In the previous post in this series, we examined the increasing U.S. demand for large warehouse space. In this post, we will examine some of the factors determining where this demand is occurring now, and where it may shift to in the future.
We previously mentioned that transportation challenges such as driver shortages, stricter regulations, and volatile fuel costs, coupled with changing consumer demands, have necessitated improved performance standards for supply chains. Companies in sectors with high customer service demands are increasing their number of regional distribution centers and cross-dock facilities to reduce the distances to customer destinations. According to research by Cushman & Wakefield, the type of cutting-edge distribution centers now in demand often cost up to three times as much to build and require three times as many employees to operate as a traditional warehouse.
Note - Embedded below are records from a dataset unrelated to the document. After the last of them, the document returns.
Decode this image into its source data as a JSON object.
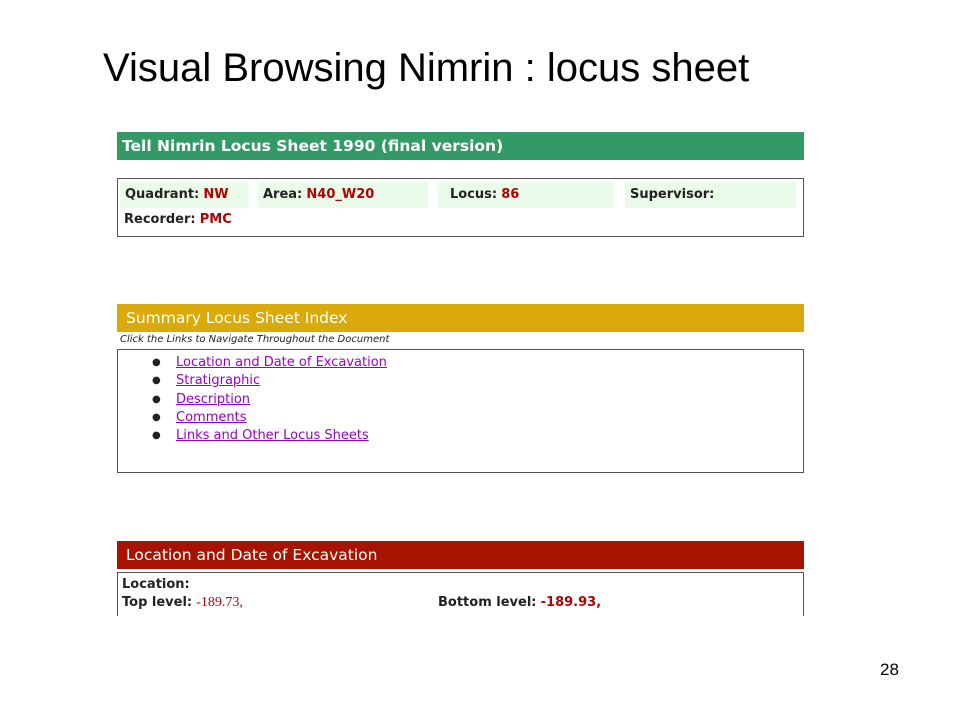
{
  "slide": {
    "title": "Visual Browsing Nimrin : locus sheet",
    "page_number": "28"
  },
  "header": {
    "title": "Tell Nimrin Locus Sheet 1990 (final version)",
    "color": "#339966"
  },
  "fields": {
    "quadrant": {
      "label": "Quadrant:",
      "value": "NW"
    },
    "area": {
      "label": "Area:",
      "value": "N40_W20"
    },
    "locus": {
      "label": "Locus:",
      "value": "86"
    },
    "supervisor": {
      "label": "Supervisor:",
      "value": ""
    },
    "recorder": {
      "label": "Recorder:",
      "value": "PMC"
    }
  },
  "index": {
    "title": "Summary Locus Sheet Index",
    "color": "#d9aa0a",
    "hint": "Click the Links to Navigate Throughout the Document",
    "links": [
      "Location and Date of Excavation",
      "Stratigraphic",
      "Description",
      "Comments",
      "Links and Other Locus Sheets"
    ]
  },
  "location": {
    "title": "Location and Date of Excavation",
    "color": "#a61300",
    "location_label": "Location:",
    "top_level_label": "Top level:",
    "top_level_value": "-189.73,",
    "bottom_level_label": "Bottom level:",
    "bottom_level_value": "-189.93,"
  }
}
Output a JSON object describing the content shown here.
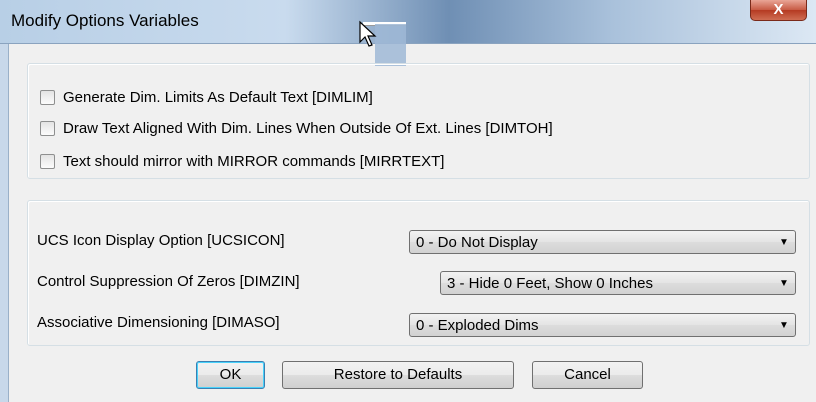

They must be located near an affordable labor force and have access to rail, highways, and air transportation. Online sellers tend to select large population centers near FedEx or UPS hubs with an abundant seasonal workforce.1
The pressure for greater transportation efficiency has spurred the development of intermodal facilities, and inland ports are becoming critical to supply chain dynamics. The major inland hubs of Chicago, Columbus, Dallas/Fort Worth, and Atlanta have benefitted the most from increased international container volume from Asia. New locations are also under development, such as the 4,000-acre Florida Inland Port in St. Lucie, which is being engineered specifically in preparation for the Panama Canal expansion scheduled for completion in 2015. Also in anticipation of the expanded Panama Canal, four East Coast ports are deepening their harbors to handle post-Panamax ships: Baltimore, Miami, New York, and Norfolk.
Since two-thirds of the U.S. population resides east of the Mississippi River, after the Panama Canal expansion is completed in 2015, some of the products traditionally transported to the West Coast may instead be shipped to eastern ports. However, there’s still considerable debate about how much the Panama Canal expansion might actually benefit the East Coast and Gulf Coast ports. Traffic at many of these ports is likely to increase for other reasons though. Some will be bolstered by new manufacturing operations, such as Airbus (Mobile, AL), Boeing (Charleston, SC), and Caterpillar (Athens, GA).1 In addition, a 2012 commitment from Walt Disney Parks and Resorts to use the port of Jacksonville for most imports bound to its Central Florida parks may be a harbinger of other changes on the horizon.
With wages in China rising, manufacturing is shifting to Southeast Asia and the Indian subcontinent, which is driving more business to U.S. East Coast ports. Growing demand for industrial real estate in southeastern U.S. and Gulf Coast port locations has been further propelled by land that is relatively more affordable and abundant in cities like Savannah or Charleston compared to that in Los Angeles and Long Beach.1
It should be interesting to watch how these changes affect the availability and pricing of warehouse space in these markets.